Phase I trial of irinotecan and amrubicin with granulocyte colony-stimulating factor support in extensive-stage small-cell lung cancer

Abstract

We conducted a phase I trial of irinotecan (CPT-11), a topoisomerase I inhibitor, combined with amrubicin, a topoisomerase II inhibitor, with recombinant human granulocyte colony-stimulating factor (rhG-CSF) support to overcome the neutropenia associated with this particular combination. The aim was to determine the maximum tolerated dose (MTD) of amrubicin combined with a fixed dose of CPT-11 and the dose-limiting toxicities (DLTs) of this combination in extensive-stage small-cell lung cancer (ED-SCLC) patients.

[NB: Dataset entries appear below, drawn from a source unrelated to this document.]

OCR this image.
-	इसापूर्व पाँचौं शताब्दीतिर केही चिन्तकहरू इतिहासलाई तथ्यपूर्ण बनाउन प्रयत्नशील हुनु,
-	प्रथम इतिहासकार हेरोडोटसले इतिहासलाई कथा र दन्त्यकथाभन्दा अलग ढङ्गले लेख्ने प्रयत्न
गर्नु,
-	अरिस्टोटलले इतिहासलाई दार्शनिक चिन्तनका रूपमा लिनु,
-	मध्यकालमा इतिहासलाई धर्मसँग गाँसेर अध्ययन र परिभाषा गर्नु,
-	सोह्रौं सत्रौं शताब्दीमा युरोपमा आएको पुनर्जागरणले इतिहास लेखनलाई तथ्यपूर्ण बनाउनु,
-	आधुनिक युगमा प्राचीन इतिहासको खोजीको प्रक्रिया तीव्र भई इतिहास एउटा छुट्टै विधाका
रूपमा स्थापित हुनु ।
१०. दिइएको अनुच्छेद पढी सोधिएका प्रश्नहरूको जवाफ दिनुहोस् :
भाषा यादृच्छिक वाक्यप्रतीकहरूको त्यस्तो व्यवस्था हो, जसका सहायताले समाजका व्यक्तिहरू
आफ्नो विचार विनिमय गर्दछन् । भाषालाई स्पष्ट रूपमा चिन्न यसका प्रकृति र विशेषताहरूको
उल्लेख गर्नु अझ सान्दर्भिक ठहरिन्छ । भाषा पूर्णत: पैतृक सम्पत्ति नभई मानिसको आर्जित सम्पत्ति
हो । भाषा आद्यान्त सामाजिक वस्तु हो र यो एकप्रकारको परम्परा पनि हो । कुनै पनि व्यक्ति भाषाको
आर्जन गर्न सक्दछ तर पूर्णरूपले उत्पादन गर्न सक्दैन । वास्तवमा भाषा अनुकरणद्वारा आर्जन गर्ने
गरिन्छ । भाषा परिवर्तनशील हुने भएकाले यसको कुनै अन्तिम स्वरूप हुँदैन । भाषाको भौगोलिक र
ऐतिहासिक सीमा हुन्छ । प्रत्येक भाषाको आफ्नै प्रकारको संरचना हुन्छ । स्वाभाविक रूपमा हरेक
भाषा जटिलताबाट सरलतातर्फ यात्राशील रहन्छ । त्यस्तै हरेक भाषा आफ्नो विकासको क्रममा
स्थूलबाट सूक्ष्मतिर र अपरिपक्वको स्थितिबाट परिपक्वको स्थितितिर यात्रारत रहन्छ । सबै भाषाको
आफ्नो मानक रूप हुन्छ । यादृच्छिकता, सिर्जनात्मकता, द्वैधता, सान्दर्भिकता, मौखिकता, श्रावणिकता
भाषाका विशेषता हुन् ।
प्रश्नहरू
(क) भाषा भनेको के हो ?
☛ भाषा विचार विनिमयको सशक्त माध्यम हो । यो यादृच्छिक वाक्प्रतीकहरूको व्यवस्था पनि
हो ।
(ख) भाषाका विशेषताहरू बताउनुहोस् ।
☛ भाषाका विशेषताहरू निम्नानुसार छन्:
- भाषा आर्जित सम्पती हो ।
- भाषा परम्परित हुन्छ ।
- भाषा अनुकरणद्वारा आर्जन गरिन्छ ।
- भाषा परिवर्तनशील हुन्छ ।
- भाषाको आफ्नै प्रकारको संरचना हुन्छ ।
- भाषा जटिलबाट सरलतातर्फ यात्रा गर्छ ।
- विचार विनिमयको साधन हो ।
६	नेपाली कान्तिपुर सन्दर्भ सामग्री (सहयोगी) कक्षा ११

Fifteen patients with ED-SCLC were treated at 3-week intervals with amrubicin on days 1-3 plus 60mg/m(2) CPT-11 on days 1 and 8. In addition, prophylactic rhG-CSF (50μg/m(2)) was given from day 4 to day 21, except on the day of CPT-11 administration. Amrubicin was started at 30mg/m(2) and then escalated in 5mg/m(2) increments until MTD was reached. The MTD of amrubicin was 35mg/m(2), since 2 of 4 patients experienced DLTs during the first cycle of treatment at the 40 mg/m(2) dose level. Neutropenia, neutropenic fever, ileus, and diarrhea were the DLTs. There were 13 partial responses among the 13 assessable patients, yielding an overall response rate of 100%. Median progression-free survival and overall survival were 7.4months and 13.4months, respectively. The combination of amrubicin and CPT-11 showed high activity against ED-SCLC with acceptable toxicity. Use of rhG-CSF allowed the dose of amrubicin to be raised 40% above that in the original regimen (60mg/m(2) CPT-11 and 25mg/m(2) amrubicin).